The study isn’t the first study to indicate that married people have better odds at everything from living longer to being more financially well off but rather than concentrating on the overall health of study participants it looked at how well the cancer patient was able to deal logistically with treatments and care options. The result as you can imagine is that two brains are better than one especially when one of those brains is impacted by chemo brain. The gap between married and unmarried is especially large when it looks at men only.
The study authors found that for prostate, breast, colorectal, esophageal, and head/neck cancers, the survival benefit associated with marriage was larger than the published survival benefit of chemotherapy. The study found that married individuals were 20 percent less likely to die of their disease than single patients.

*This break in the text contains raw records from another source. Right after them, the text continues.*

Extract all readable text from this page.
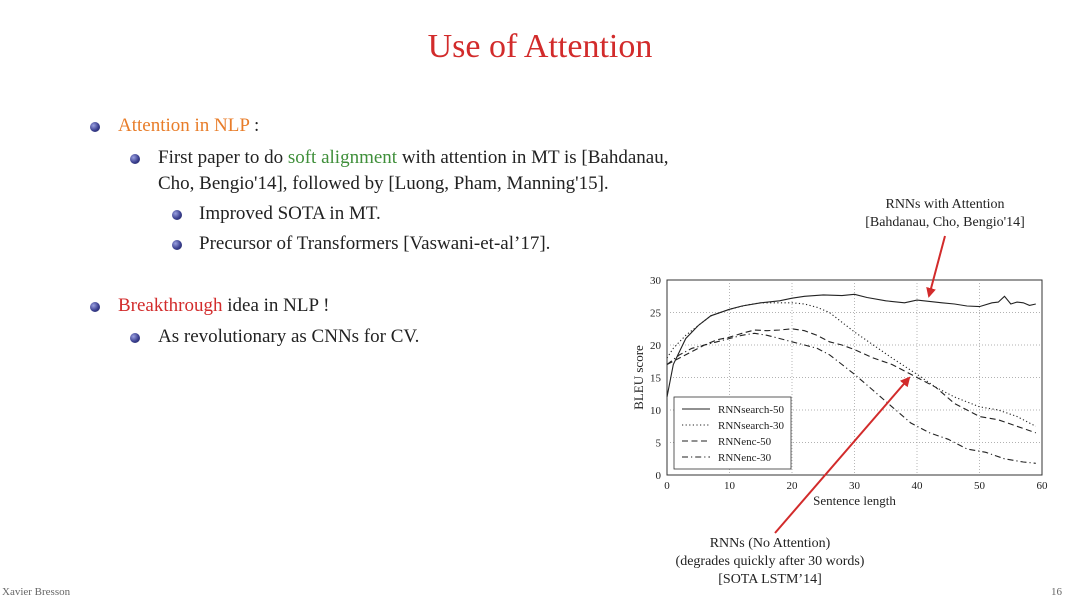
Use of Attention
Attention in NLP :
First paper to do soft alignment with attention in MT is [Bahdanau,
Cho, Bengio'14], followed by [Luong, Pham, Manning'15].
Improved SOTA in MT.
Precursor of Transformers [Vaswani-et-al’17].
Breakthrough idea in NLP !
As revolutionary as CNNs for CV.
RNNs with Attention
[Bahdanau, Cho, Bengio'14]
RNNs (No Attention)
(degrades quickly after 30 words)
[SOTA LSTM’14]
0	10	20	30	40	50	60
0
5
10
15
20
25
30
Sentence length
BLEU score
RNNsearch-50
RNNsearch-30
RNNenc-50
RNNenc-30
Xavier Bresson	16
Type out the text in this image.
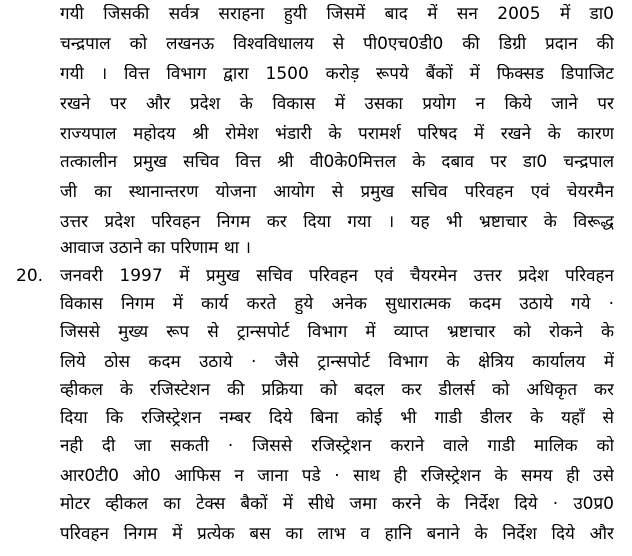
गयी जिसकी सर्वत्र सराहना हुयी जिसमें बाद में सन 2005 में डा0
चन्द्रपाल को लखनऊ विश्वविधालय से पी0एच0डी0 की डिग्री प्रदान की
गयी । वित्त विभाग द्वारा 1500 करोड़ रूपये बैंकों में फिक्सड डिपाजिट
रखने पर और प्रदेश के विकास में उसका प्रयोग न किये जाने पर
राज्यपाल महोदय श्री रोमेश भंडारी के परामर्श परिषद में रखने के कारण
तत्कालीन प्रमुख सचिव वित्त श्री वी0के0मित्तल के दबाव पर डा0 चन्द्रपाल
जी का स्थानान्तरण योजना आयोग से प्रमुख सचिव परिवहन एवं चेयरमैन
उत्तर प्रदेश परिवहन निगम कर दिया गया । यह भी भ्रष्टाचार के विरूद्ध
आवाज उठाने का परिणाम था ।
20. जनवरी 1997 में प्रमुख सचिव परिवहन एवं चैयरमेन उत्तर प्रदेश परिवहन
विकास निगम में कार्य करते हुये अनेक सुधारात्मक कदम उठाये गये ·
जिससे मुख्य रूप से ट्रान्सपोर्ट विभाग में व्याप्त भ्रष्टाचार को रोकने के
लिये ठोस कदम उठाये · जैसे ट्रान्सपोर्ट विभाग के क्षेत्रिय कार्यालय में
व्हीकल के रजिस्टेशन की प्रक्रिया को बदल कर डीलर्स को अधिकृत कर
दिया कि रजिस्ट्रेशन नम्बर दिये बिना कोई भी गाडी डीलर के यहॉं से
नही दी जा सकती · जिससे रजिस्ट्रेशन कराने वाले गाडी मालिक को
आर0टी0 ओ0 आफिस न जाना पडे · साथ ही रजिस्ट्रेशन के समय ही उसे
मोटर व्हीकल का टेक्स बैकों में सीधे जमा करने के निर्देश दिये · उ0प्र0
परिवहन निगम में प्रत्येक बस का लाभ व हानि बनाने के निर्देश दिये और
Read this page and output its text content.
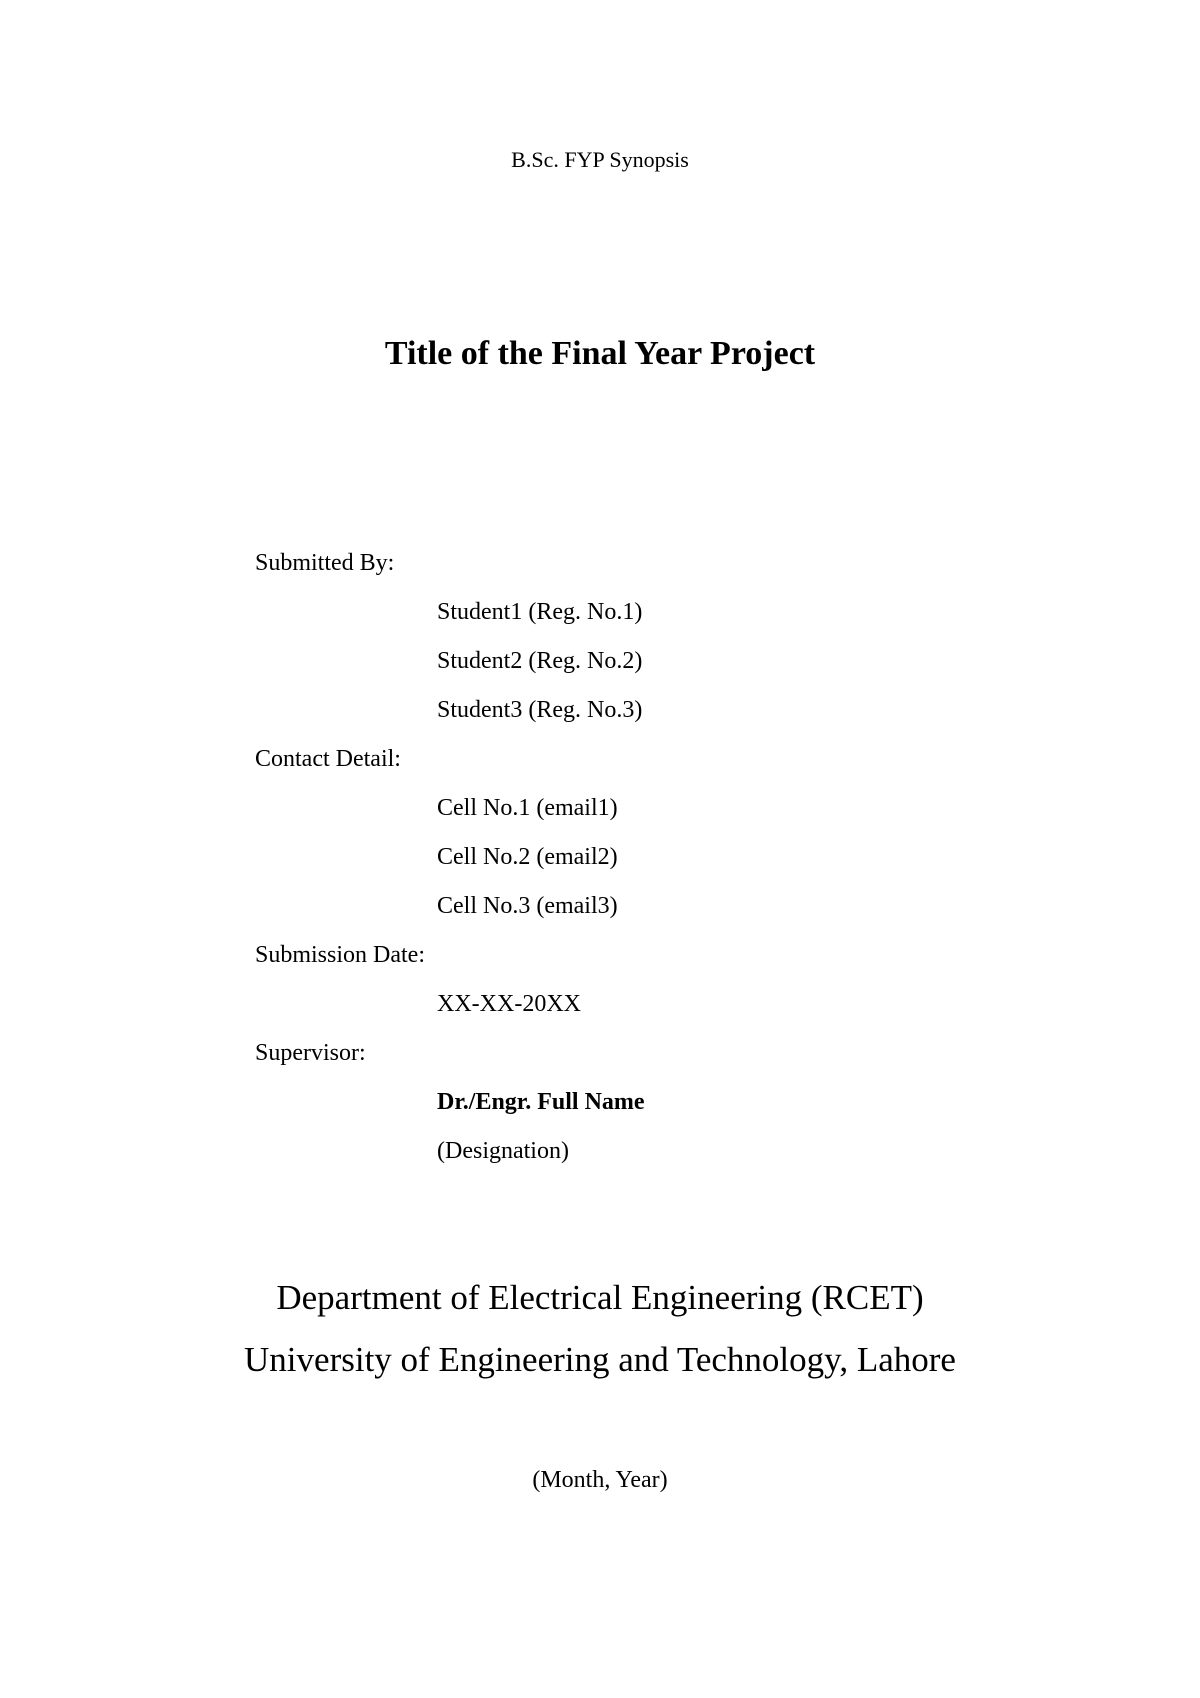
B.Sc. FYP Synopsis
Title of the Final Year Project
Submitted By:
Student1 (Reg. No.1)
Student2 (Reg. No.2)
Student3 (Reg. No.3)
Contact Detail:
Cell No.1 (email1)
Cell No.2 (email2)
Cell No.3 (email3)
Submission Date:
XX-XX-20XX
Supervisor:
Dr./Engr. Full Name
(Designation)
Department of Electrical Engineering (RCET)
University of Engineering and Technology, Lahore
(Month, Year)
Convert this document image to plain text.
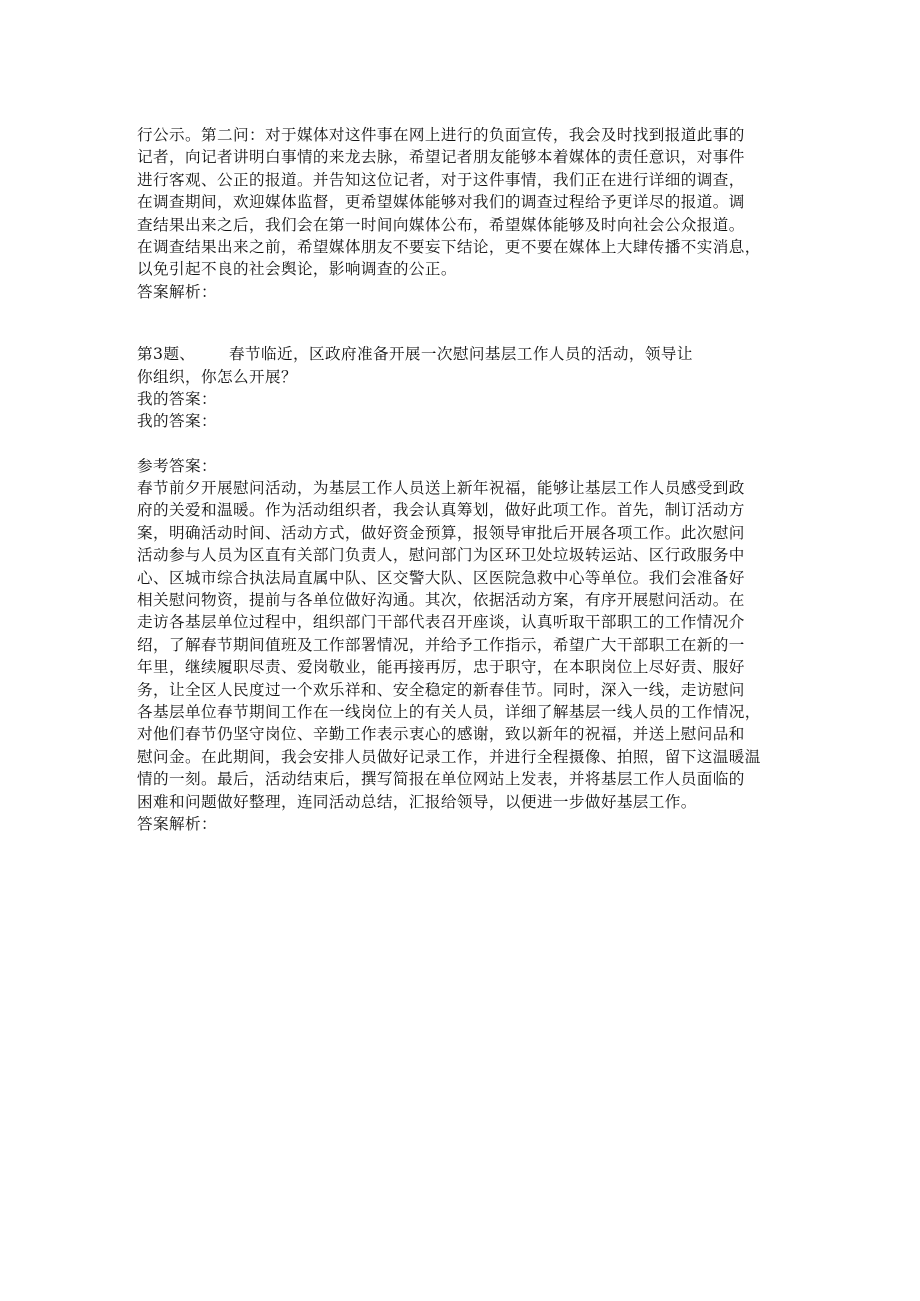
行公示。第二问：对于媒体对这件事在网上进行的负面宣传，我会及时找到报道此事的
记者，向记者讲明白事情的来龙去脉，希望记者朋友能够本着媒体的责任意识，对事件
进行客观、公正的报道。并告知这位记者，对于这件事情，我们正在进行详细的调查，
在调查期间，欢迎媒体监督，更希望媒体能够对我们的调查过程给予更详尽的报道。调
查结果出来之后，我们会在第一时间向媒体公布，希望媒体能够及时向社会公众报道。
在调查结果出来之前，希望媒体朋友不要妄下结论，更不要在媒体上大肆传播不实消息，
以免引起不良的社会舆论，影响调查的公正。
答案解析：
第3题、	春节临近，区政府准备开展一次慰问基层工作人员的活动，领导让
你组织，你怎么开展？
我的答案：
我的答案：
参考答案：
春节前夕开展慰问活动，为基层工作人员送上新年祝福，能够让基层工作人员感受到政
府的关爱和温暖。作为活动组织者，我会认真筹划，做好此项工作。首先，制订活动方
案，明确活动时间、活动方式，做好资金预算，报领导审批后开展各项工作。此次慰问
活动参与人员为区直有关部门负责人，慰问部门为区环卫处垃圾转运站、区行政服务中
心、区城市综合执法局直属中队、区交警大队、区医院急救中心等单位。我们会准备好
相关慰问物资，提前与各单位做好沟通。其次，依据活动方案，有序开展慰问活动。在
走访各基层单位过程中，组织部门干部代表召开座谈，认真听取干部职工的工作情况介
绍，了解春节期间值班及工作部署情况，并给予工作指示，希望广大干部职工在新的一
年里，继续履职尽责、爱岗敬业，能再接再厉，忠于职守，在本职岗位上尽好责、服好
务，让全区人民度过一个欢乐祥和、安全稳定的新春佳节。同时，深入一线，走访慰问
各基层单位春节期间工作在一线岗位上的有关人员，详细了解基层一线人员的工作情况，
对他们春节仍坚守岗位、辛勤工作表示衷心的感谢，致以新年的祝福，并送上慰问品和
慰问金。在此期间，我会安排人员做好记录工作，并进行全程摄像、拍照，留下这温暖温
情的一刻。最后，活动结束后，撰写简报在单位网站上发表，并将基层工作人员面临的
困难和问题做好整理，连同活动总结，汇报给领导，以便进一步做好基层工作。
答案解析：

Being single especially being single and male is an important risk factor for failing to comply with medical treatments. The results strongly suggest that to improve cancer survival requires improving the social support systems of patients to mimic the care created by a spouse who can provide practical services such as nursing their partners through therapy, driving them to appointments, ensuring they stick with medications and even just beginning the process by pushing them into doctor visits earlier in the disease’s progress. For instance, unmarried study participants were 17 percent more likely to have late-stage cancer at the time of diagnosis, compared with married patients. The study suggest that doctors and patients should focus on creating support groups to help with the enormous burden of cancer treatments to ensure that patients get the care and support they need early on and throughout their treatment.